After a particularly brutal breakup, Cassidy Sutton has had it with dating. So when her grandmother gives her a 1950’s dating guide entitled 125 Tips to Hook a Husband, she decides to turn the retro advice into an ironic “What not to do” article for Siren, the popular online women’s publication she writes for. And who better to secretly test the old-fashioned tips on than Jack Bradford, chauvinistic creator of rival men’s site Brawler? She’ll write an article that will entertain female readers everywhere and embarrass their sexist nemesis at the same time. Two birds, one stone.
But her perfect plan soon proves to be anything
but. Those vintage courtship tips Cassidy was so quick to poke fun at? They
actually seem to work, calling her most closely-held beliefs into question.
Even worse? Jack isn’t falling for any of her tricks—and it’s not long before
their ‘fake’ relationship starts to feel like the realest one of her life. As
her cat and mouse game starts to spiral out of control, Cassidy has to decide
if she’s playing to win, or if she’s willing to lose it all for love.
If you will be convening with people this holiday season (in a variety of settings, possibly long dinners or parties) and need an emergency book in your bag to read when you take an emergency 15 minutes in the bathroom to get away from it all–this is your book. It took me less than ten seconds to be sucked into the story, the writing, the sassy sarcastic monologue of the main character, and just start laughing. A good sign for me when I’m reading a book is how soon I start laughing: which could be because of the humor but could also be because of the set up of what is going to go down…and in this book’s case, both. Once you start, you’ll soon make the connection to How to Lose a Guy in 10 Days, but the story also has bits and pieces of other rom-coms you may have watched over the years. 27 Dresses. A bit of You’ve Got Mail. A few cocktails of The Devil Wears Prada. Vintage vibes of Down With Love. Basically any rom-com where the protagonists essentially hate each other at first sight, but in the end, are the very best of lovers. Why is a book about enemies-to-lovers a good pick for the holidays? Because it’s so easy to slip in and out of when you need a few minutes to escape anywhere else–and this book is a delightful escape. I could literally pick up this book and start reading and forget where I was before I even turned the page.
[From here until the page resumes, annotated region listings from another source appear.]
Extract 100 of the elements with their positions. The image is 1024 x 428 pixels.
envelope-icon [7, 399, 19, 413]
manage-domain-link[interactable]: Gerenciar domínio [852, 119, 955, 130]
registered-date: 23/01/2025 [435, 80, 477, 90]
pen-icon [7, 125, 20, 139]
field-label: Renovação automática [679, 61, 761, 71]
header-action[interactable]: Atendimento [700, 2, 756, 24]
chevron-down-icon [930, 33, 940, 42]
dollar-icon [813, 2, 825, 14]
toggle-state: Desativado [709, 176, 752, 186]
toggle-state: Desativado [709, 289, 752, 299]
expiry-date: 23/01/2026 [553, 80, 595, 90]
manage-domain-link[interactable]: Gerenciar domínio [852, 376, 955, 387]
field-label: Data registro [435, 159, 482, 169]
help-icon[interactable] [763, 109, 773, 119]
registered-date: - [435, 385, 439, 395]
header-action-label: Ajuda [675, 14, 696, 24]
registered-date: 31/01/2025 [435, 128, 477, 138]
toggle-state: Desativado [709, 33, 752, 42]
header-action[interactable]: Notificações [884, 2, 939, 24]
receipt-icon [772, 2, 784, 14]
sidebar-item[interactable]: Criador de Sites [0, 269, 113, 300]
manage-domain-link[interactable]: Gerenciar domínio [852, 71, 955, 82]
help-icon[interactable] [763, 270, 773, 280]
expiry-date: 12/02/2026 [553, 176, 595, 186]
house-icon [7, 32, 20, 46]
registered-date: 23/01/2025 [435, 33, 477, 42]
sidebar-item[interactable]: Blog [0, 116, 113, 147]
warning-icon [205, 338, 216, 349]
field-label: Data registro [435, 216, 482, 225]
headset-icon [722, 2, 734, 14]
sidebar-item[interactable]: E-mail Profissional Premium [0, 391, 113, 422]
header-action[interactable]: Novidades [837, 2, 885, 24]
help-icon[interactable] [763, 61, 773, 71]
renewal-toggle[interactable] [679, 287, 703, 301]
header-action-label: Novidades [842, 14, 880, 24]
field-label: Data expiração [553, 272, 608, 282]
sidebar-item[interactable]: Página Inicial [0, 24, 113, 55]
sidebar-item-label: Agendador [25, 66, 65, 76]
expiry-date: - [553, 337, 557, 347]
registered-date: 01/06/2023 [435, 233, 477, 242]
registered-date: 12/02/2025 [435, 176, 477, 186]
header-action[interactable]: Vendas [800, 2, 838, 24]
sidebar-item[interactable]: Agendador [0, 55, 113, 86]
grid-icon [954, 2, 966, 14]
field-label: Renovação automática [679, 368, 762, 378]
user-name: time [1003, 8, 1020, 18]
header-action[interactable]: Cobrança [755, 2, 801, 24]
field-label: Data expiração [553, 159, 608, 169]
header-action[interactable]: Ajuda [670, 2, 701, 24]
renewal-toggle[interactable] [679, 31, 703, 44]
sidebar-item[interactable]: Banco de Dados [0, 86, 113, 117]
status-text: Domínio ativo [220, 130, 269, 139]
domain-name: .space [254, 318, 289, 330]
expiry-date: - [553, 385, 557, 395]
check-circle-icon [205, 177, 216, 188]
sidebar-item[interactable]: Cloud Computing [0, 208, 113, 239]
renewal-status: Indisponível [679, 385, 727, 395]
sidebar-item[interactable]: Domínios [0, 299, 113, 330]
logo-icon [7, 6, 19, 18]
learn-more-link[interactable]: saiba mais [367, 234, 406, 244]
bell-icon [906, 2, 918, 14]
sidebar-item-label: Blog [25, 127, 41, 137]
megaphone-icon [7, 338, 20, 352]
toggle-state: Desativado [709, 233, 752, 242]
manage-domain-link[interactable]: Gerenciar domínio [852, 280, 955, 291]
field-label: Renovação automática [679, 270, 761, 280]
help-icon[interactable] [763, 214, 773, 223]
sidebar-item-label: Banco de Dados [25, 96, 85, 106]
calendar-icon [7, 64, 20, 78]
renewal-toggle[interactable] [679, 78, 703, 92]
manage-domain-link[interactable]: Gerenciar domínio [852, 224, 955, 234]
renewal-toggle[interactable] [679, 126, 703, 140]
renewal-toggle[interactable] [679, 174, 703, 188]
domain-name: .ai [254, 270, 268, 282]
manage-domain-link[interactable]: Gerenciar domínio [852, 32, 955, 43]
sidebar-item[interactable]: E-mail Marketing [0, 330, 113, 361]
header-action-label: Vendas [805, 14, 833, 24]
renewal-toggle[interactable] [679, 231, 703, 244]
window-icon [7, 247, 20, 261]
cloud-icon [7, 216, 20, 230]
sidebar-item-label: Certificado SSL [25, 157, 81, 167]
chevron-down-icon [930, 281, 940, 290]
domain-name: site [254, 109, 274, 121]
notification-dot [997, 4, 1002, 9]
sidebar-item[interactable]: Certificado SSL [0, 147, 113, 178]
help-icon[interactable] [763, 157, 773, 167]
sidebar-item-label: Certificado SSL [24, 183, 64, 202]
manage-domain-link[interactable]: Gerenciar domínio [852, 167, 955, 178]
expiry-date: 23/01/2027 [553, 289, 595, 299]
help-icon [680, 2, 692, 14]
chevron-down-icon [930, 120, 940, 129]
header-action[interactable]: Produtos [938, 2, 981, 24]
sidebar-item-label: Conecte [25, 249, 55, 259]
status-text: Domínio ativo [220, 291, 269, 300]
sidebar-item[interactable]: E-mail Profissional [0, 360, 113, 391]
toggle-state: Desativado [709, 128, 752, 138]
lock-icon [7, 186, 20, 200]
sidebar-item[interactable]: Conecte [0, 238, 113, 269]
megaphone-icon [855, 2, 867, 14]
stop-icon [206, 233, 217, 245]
It was amazing.
While the hero and heroine are both very likable (which kudos to the author for pulling this off because the heroine could be construed as being a bit hostile to someone she’s technically never met and that’s a hard thin line to walk to make everyone still very sympathetic), the side characters time and again made me laugh out loud. Gran was far and away my favorite–and still is–and I loved how her story was resolved in the end of the book. Her schooling her granddaughter in the minefield of modern dating was a thing to behold. But I also enjoyed Natalie the roommate and Christina the fiercely protective sister (Cassie’s). Tom, who is Jack’s obnoxious business partner, is even eventually turned into a guy one could reasonably like, even as he fronts a company that publishes articles that serve as clickbait and capitalizes on men acting like frat brothers constantly. These characters all supported our main characters and made them better people–and showed us why the main characters were so worthy of love and support.
Lastly, if like me, you’re a bit of a rabid feminist who wrestles with the Patriarchy just in principle, this was an interesting book in poking at the things that definitely burn my britches, so to speak, when it comes to relationships, such as how women tend to subsume themselves into their relationships while men seem to get the better end of the stick (without losing their career, et al). Or the fact that a single woman is basically a thing of pity, but a single man is just someone sowing his wild oats and has plenty of time–even now, today, when being a spinster shouldn’t even be a thing. I would turn pages and go, “Yep! Been there and done that!” or “Oh, yes, the character is wrestling with something I totally think about a lot!”--and the secondary character (or even the main character) would confront the issue and look at it from a different way, one I hadn’t really considered, and it was like, “Yes, that is true too. Huh.” You can be feminist…but also soft, and it not be in contradiction. So I always like a book that makes me challenge my assumptions in a good way and come away with a more positive mindset. (This may not be every reader’s experience–but it certainly resonated with me.)
Basically I laughed a LOT…I would laugh and my husband would say, “What’s so funny?” and I’d tell him and he’d may or may not get it (because you sometimes had to be there, if you know what I mean) and other times he’d go, “Is this a fun book or a review book?” and I’d go, “Both. It’s definitely both.” While enemies to lovers is not my favorite trope, I feel this story hit it out of the park–and it definitely had black moments galore to make you question how this would all turn out. I would highly recommend for your lists to Santa.